With so much mainstream partisan politics in disarray both sides of the pond, and so many public policy issues in play at once over rights, freedoms and securities, there is no shortage of issue-groups with which to be associated as an activist or supporter. And so much easier to throw in your lot with a single issue party, when it is clear what it’s for and/or what it’s against, and thereby avoid the messier politics of a broader mainstream party. One reason why a strong “single-issue” agenda for me is proper proportional representation in as many contexts as possible, where rights and responsibilities can be shared and balanced, but I digress.
So consider for example, that LGBTI rights and freedoms figure large in many other contexts, whether it be religious extremisms (and not so extremes), or day to day politics and government, and all points between. Alice Dreger has been a “justice warrior” in the “TI” subset of LGBTI for some time – a pretty narrow single set of issues you might think. That is unless you’ve read her Galileo’s Middle Finger, where you discover how the real issue is one of fundamental academic freedoms and their dependence on the enlightenment principles shared – no coincidence – by both politics and science.

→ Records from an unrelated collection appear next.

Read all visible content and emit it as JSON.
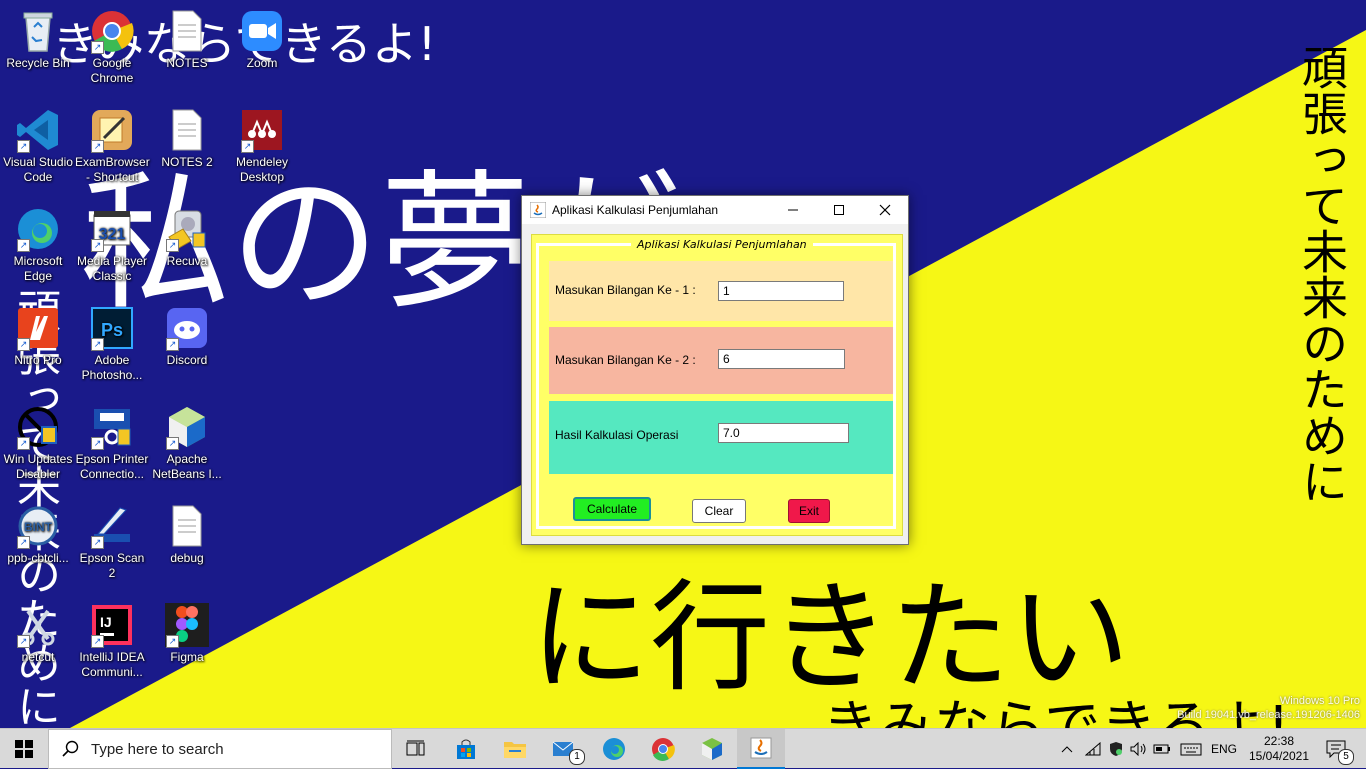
{
  "wallpaper": {
    "colors": {
      "blue": "#1a1a8a",
      "yellow": "#f6f715"
    },
    "text_top": "きみならできるよ!",
    "text_big": "私の夢が",
    "text_bottom": "に行きたい",
    "text_bottom_right": "きみならできるよ!",
    "text_vertical_right": "頑張って未来のために",
    "text_vertical_left": "頑張って未来のために"
  },
  "desktop_icons": [
    {
      "label": "Recycle Bin",
      "icon": "recycle-bin-icon"
    },
    {
      "label": "Google Chrome",
      "icon": "chrome-icon"
    },
    {
      "label": "NOTES",
      "icon": "text-file-icon"
    },
    {
      "label": "Zoom",
      "icon": "zoom-icon"
    },
    {
      "label": "Visual Studio Code",
      "icon": "vscode-icon"
    },
    {
      "label": "ExamBrowser - Shortcut",
      "icon": "exambrowser-icon"
    },
    {
      "label": "NOTES 2",
      "icon": "text-file-icon"
    },
    {
      "label": "Mendeley Desktop",
      "icon": "mendeley-icon"
    },
    {
      "label": "Microsoft Edge",
      "icon": "edge-icon"
    },
    {
      "label": "Media Player Classic",
      "icon": "media-player-icon"
    },
    {
      "label": "Recuva",
      "icon": "recuva-icon"
    },
    {
      "label": "Nitro Pro",
      "icon": "nitro-icon"
    },
    {
      "label": "Adobe Photosho...",
      "icon": "photoshop-icon"
    },
    {
      "label": "Discord",
      "icon": "discord-icon"
    },
    {
      "label": "Win Updates Disabler",
      "icon": "win-updates-disabler-icon"
    },
    {
      "label": "Epson Printer Connectio...",
      "icon": "epson-printer-icon"
    },
    {
      "label": "Apache NetBeans I...",
      "icon": "netbeans-icon"
    },
    {
      "label": "ppb-cbtcli...",
      "icon": "ppb-cbt-icon"
    },
    {
      "label": "Epson Scan 2",
      "icon": "epson-scan-icon"
    },
    {
      "label": "debug",
      "icon": "text-file-icon"
    },
    {
      "label": "netcut",
      "icon": "netcut-icon"
    },
    {
      "label": "IntelliJ IDEA Communi...",
      "icon": "intellij-icon"
    },
    {
      "label": "Figma",
      "icon": "figma-icon"
    }
  ],
  "window": {
    "title": "Aplikasi Kalkulasi Penjumlahan",
    "frame_title": "Aplikasi Kalkulasi Penjumlahan",
    "row1": {
      "label": "Masukan Bilangan Ke - 1 :",
      "value": "1",
      "color": "#ffe6a8"
    },
    "row2": {
      "label": "Masukan Bilangan Ke - 2 :",
      "value": "6",
      "color": "#f7b6a0"
    },
    "row3": {
      "label": "Hasil Kalkulasi Operasi",
      "value": "7.0",
      "color": "#55e8c0"
    },
    "buttons": {
      "calculate": {
        "label": "Calculate",
        "color": "#22ee22"
      },
      "clear": {
        "label": "Clear",
        "color": "#ffffff"
      },
      "exit": {
        "label": "Exit",
        "color": "#f0184a"
      }
    },
    "panel_color": "#ffff66"
  },
  "taskbar": {
    "search_placeholder": "Type here to search",
    "mail_badge": "1",
    "language": "ENG",
    "time": "22:38",
    "date": "15/04/2021",
    "notification_count": "5"
  },
  "watermark": {
    "line1": "Windows 10 Pro",
    "line2": "Build 19041.vb_release.191206-1406"
  }
}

Julian Baggini writing on “animal rights” in the vegetarian vs meat-eating debate, notes that even that issue can have no simple objective ethical solution but is rather part of the bigger ethical debate on the place of humanity as part of the natural world. He concludes that the fact that the issue remains problematic – making us feel uncomfortable yet unable to find a neat solution – is in fact a virtue. It’s maybe a reason not to reject out of hand those non-secular taboos and rituals around meat slaugher and eating that have evolved culturally and been enshrined in religious practice. Disagreeing is one thing; denying their value is another.
Jonathan Sacks speaking on how we have “outsourced” much ethical decision-making, to the market of objective things we can trade for numbers, risks losing the natural “entropy-reversal” corrective of humanity’s internalised moral compass. The telos that comes with that is more than simply history as the collected memory of apparently objective facts.
“Cultures [that have an inner moral voice] stay young. They defeat the entropy, the loss of energy, that has spelled the decline and fall of every other empire and superpower in history. But the West … has externalised what it once internalised. It has outsourced responsibility. It has reduced ethics to economics and politics.”
Justice as ethical good must of course be closely connected to truth as objective fact, but there can never be a simple relationship that reduces the one to the other. Whatever a single ethical issue, it’s answer can never be a single academic or scientific fact. As Alice Dreger suggests here, the relationship between (factual) truth and (ethical) justice must remain uncomfortable, for good reason.
And, as she concludes, however good it is to espouse a single issue policy, how else would we progress change if people didn’t do so, it is equally if not more important to value the dissenters and the freedom of their arguments. Which is not an argument for absolute freedom of expresssion. However, truth will learn from differences over justice, expressed differences over right and wrong, not by being constrained by a single policy on justice, in the complementary way that justice will benefit from knowing new improved truth.
There is no easy relationship between truth and justice that can be simplified by adopting a single issue policy any more than ethics and justice can be reduced to objective truth.